Enjoy it while you've got it, thought Franks. “I still appreciate it,” he said.

“I don't envy you,” said the solicitor. “In fact, I can't actually imagine what it's like.”

“It's not very pleasant,” said Franks. “In fact, it's bloody awful.”

“If there's anything further that I can do,” offered Kenham, “all you have to do is call.”

He'd rather trust Rosenberg, Franks decided. He said, “Thank you, yet again.”


Is
there anything further?”

Franks said, “Only that I want the remaining companies run as efficiently and as well as possible until I get back.” Franks decided at that moment that he
would
replace the boards of all the companies; bring in fresh men with fresh ideas and stronger degrees of loyalty. He didn't want to leave Kenham or any of them even as caretakers, although he decided caretakers was a function for which they were ideally suited; church hall caretakers.

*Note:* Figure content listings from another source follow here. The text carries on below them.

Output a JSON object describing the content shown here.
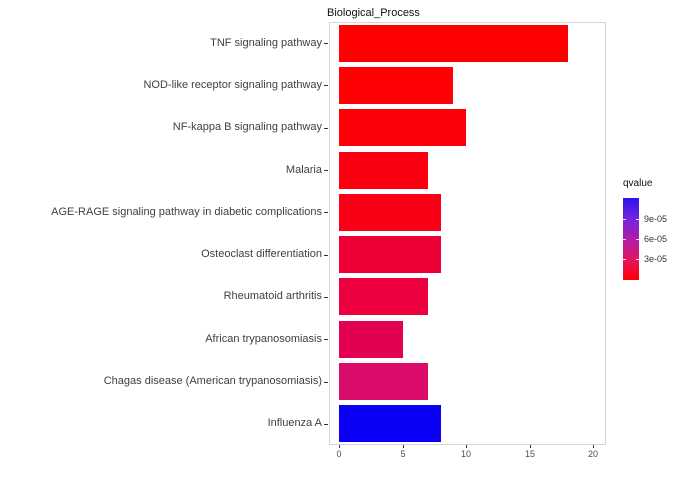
{
  "chart_data": {
    "type": "bar",
    "orientation": "horizontal",
    "title": "Biological_Process",
    "categories": [
      "TNF signaling pathway",
      "NOD-like receptor signaling pathway",
      "NF-kappa B signaling pathway",
      "Malaria",
      "AGE-RAGE signaling pathway in diabetic complications",
      "Osteoclast differentiation",
      "Rheumatoid arthritis",
      "African trypanosomiasis",
      "Chagas disease (American trypanosomiasis)",
      "Influenza A"
    ],
    "values": [
      18,
      9,
      10,
      7,
      8,
      8,
      7,
      5,
      7,
      8
    ],
    "bar_colors": [
      "#FF0000",
      "#FE0004",
      "#FC000A",
      "#FB000E",
      "#F90016",
      "#EE0037",
      "#EC003D",
      "#E30052",
      "#DA0D6A",
      "#0B00F5"
    ],
    "qvalue_estimated": [
      1e-06,
      2e-06,
      4e-06,
      5e-06,
      8e-06,
      1.8e-05,
      2e-05,
      2.8e-05,
      3.6e-05,
      0.000115
    ],
    "xlabel": "",
    "ylabel": "",
    "xlim": [
      0,
      20
    ],
    "x_tick_values": [
      0,
      5,
      10,
      15,
      20
    ],
    "x_tick_labels": [
      "0",
      "5",
      "10",
      "15",
      "20"
    ],
    "grid": false,
    "panel_border_color": "#d6d6d6",
    "legend": {
      "title": "qvalue",
      "position": "right",
      "tick_labels": [
        "9e-05",
        "6e-05",
        "3e-05"
      ],
      "gradient_stops": [
        "#2E12EC",
        "#7224DE",
        "#B01DA8",
        "#E31562",
        "#FD0100"
      ],
      "gradient_direction": "blue-top-high-to-red-bottom-low"
    }
  }
}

Kenham rose, anxious to get away. “We'll meet again when you get back from Switzerland, then?”

Reluctantly, on his part, thought Franks. He said, “Yes. It should only take a day.”

“Everything is arranged,” repeated Kenham nervously. “There shouldn't be any problems.”

“I'm sure there won't.”

After the company secretary had left the room, Franks still didn't move. There were staff—personal secretaries even—whom he hadn't greeted, let alone spoken to properly. But if he spoke to them he would have to provide some sort of explanation, and although he thought the FBI was overacting he conceded that to make some sort of general staff announcement would be foolish. It was fortunate that because of the way he worked, he hadn't forged any close staff relationships.

Franks enjoyed emerging from a door that neither Waldo nor Schultz expected, smiling openly at their momentary confusion. Franks supposed by now Rosenberg would have been in contact with the New York district attorney. How would Ronan communicate with the two irritated men approaching him now? They'd be even angrier when it happened.